About the critical temperature for catastrophic optical damage in high power laser diodes

Abstract

Degradation of laser diodes during operation constitutes a serious drawback for both laser manufacturers and end users. The catastrophic optical damage (COD) of laser diodes consists of the sudden drop off of the optical power. COD involves a thermal runaway mechanism in which the active zone of the laser is molten. Degraded devices present dark line defects (DLDs) produced during the laser operation; these DLDs are regions of the active zone of the laser without emission. These dark lines are locally generated, either at the front facet, or inside the cavity, and then propagate along the cavity driven by the optical field.
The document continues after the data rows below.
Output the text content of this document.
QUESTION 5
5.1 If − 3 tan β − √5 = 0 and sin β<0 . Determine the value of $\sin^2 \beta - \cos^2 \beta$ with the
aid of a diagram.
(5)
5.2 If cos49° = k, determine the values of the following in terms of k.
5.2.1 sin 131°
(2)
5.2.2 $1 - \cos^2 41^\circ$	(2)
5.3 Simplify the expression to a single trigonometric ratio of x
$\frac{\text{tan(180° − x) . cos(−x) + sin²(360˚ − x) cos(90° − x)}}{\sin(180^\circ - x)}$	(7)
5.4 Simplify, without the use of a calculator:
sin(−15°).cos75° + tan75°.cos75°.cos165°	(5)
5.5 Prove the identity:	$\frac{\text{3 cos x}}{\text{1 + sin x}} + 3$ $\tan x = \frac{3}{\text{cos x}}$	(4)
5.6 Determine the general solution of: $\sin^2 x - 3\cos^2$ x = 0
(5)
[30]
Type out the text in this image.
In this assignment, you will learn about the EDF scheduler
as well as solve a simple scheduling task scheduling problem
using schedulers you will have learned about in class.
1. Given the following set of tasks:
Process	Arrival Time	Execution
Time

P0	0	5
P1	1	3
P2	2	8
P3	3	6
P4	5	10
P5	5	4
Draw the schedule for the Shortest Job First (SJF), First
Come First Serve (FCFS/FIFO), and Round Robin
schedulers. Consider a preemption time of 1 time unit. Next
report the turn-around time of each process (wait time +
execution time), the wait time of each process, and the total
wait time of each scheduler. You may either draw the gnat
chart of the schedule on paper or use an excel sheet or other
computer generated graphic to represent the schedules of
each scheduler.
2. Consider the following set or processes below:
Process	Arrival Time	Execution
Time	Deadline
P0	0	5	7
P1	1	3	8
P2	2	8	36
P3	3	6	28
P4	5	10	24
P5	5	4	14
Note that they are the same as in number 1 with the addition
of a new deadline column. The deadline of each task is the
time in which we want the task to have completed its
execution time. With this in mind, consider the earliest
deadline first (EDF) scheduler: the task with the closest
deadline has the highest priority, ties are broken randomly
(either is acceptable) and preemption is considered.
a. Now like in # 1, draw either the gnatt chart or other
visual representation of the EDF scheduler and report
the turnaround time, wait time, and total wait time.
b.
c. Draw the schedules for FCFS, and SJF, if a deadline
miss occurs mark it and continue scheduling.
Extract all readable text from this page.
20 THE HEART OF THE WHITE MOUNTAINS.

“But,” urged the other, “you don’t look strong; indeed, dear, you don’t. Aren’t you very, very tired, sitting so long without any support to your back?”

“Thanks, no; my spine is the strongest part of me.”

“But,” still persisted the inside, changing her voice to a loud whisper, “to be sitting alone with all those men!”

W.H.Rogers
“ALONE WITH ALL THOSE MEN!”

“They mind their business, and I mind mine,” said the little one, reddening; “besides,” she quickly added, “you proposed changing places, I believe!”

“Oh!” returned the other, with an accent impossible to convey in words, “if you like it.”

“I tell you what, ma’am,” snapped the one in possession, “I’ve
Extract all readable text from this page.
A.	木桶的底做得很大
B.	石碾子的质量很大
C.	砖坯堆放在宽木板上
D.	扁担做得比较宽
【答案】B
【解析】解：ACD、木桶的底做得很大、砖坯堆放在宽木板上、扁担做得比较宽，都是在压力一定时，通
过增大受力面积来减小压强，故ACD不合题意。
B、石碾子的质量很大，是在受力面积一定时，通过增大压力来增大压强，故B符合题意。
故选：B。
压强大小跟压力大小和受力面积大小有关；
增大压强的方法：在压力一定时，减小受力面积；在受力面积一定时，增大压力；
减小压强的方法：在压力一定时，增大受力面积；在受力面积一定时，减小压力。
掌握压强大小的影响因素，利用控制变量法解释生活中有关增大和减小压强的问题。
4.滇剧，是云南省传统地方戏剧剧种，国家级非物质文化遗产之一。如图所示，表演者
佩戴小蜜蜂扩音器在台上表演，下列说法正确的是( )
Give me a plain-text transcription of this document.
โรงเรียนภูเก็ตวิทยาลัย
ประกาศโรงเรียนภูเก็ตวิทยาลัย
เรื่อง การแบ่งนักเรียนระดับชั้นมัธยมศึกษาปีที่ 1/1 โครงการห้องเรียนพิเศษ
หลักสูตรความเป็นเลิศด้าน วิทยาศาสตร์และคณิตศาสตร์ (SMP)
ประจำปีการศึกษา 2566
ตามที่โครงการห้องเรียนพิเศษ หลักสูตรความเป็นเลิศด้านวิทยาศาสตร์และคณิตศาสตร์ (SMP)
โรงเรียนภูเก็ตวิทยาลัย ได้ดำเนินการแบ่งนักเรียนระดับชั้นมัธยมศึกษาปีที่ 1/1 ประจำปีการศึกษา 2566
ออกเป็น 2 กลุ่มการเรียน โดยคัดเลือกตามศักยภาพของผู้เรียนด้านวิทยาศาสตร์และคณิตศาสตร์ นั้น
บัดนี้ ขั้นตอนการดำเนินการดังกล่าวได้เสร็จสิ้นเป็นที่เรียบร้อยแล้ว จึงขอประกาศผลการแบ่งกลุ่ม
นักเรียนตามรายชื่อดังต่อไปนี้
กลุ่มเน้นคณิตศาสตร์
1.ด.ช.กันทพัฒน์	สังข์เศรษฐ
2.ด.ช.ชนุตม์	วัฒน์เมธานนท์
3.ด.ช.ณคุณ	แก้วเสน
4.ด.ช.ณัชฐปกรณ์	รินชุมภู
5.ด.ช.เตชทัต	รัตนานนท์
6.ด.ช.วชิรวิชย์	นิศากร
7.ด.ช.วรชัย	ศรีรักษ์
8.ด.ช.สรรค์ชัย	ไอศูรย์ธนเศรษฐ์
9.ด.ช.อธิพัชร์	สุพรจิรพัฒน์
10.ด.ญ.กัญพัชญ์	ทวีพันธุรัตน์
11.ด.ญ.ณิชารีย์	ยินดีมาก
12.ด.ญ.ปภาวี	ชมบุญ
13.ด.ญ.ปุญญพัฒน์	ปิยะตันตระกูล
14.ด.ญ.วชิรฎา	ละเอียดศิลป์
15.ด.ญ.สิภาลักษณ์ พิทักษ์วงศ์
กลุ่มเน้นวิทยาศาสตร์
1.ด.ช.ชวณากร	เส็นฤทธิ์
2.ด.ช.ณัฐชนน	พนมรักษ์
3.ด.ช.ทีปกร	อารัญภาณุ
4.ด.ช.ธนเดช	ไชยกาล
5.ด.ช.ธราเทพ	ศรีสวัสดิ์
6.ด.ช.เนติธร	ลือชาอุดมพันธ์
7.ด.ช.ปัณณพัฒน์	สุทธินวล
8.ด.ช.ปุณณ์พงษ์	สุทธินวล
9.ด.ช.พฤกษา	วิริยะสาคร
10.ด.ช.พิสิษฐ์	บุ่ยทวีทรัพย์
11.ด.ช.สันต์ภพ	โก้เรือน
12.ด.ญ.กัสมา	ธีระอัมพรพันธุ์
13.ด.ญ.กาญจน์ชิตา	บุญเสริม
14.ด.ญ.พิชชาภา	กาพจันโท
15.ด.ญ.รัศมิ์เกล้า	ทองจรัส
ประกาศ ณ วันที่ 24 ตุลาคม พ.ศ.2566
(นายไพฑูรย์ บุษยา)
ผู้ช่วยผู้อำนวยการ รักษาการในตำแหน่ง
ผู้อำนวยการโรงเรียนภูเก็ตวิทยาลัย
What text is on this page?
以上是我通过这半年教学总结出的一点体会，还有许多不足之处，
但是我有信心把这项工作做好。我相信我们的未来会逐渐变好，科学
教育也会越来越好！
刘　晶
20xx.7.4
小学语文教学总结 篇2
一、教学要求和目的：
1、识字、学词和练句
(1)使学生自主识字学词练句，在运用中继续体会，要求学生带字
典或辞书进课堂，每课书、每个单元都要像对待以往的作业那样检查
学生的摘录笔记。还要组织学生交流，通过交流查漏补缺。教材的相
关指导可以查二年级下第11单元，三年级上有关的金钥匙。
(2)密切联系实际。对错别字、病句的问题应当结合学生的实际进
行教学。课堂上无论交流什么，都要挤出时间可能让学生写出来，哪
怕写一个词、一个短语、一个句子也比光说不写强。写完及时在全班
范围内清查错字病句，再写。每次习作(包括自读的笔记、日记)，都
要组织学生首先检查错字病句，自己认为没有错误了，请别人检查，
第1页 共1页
The physical mechanism leading to the formation of such lines and the associated loss of output optical power is described in the literature, but there is not consensus about the origin of the COD. Usually, the COD is described in a sequence of different phases, in the first phase the process is incubated, this phase ends when a critical temperature is reached; then, it is followed by a sharp increase of the optical absorption with the corresponding sharp temperature increase which leads to melting and the failure of the device. Here we will focus on the first phase, we will discuss about the critical temperature, and the physical mechanisms involved in this phase; in particular, we will describe the conditions under which such critical temperature can be reached. For this we will analyze the conditions for reaching the critical temperature and the influence of the laser structure on the laser strength. We compare the critical temperature estimated by our thermomechanical model with the values experimentally reported, which range between 130ºC and 180ºC.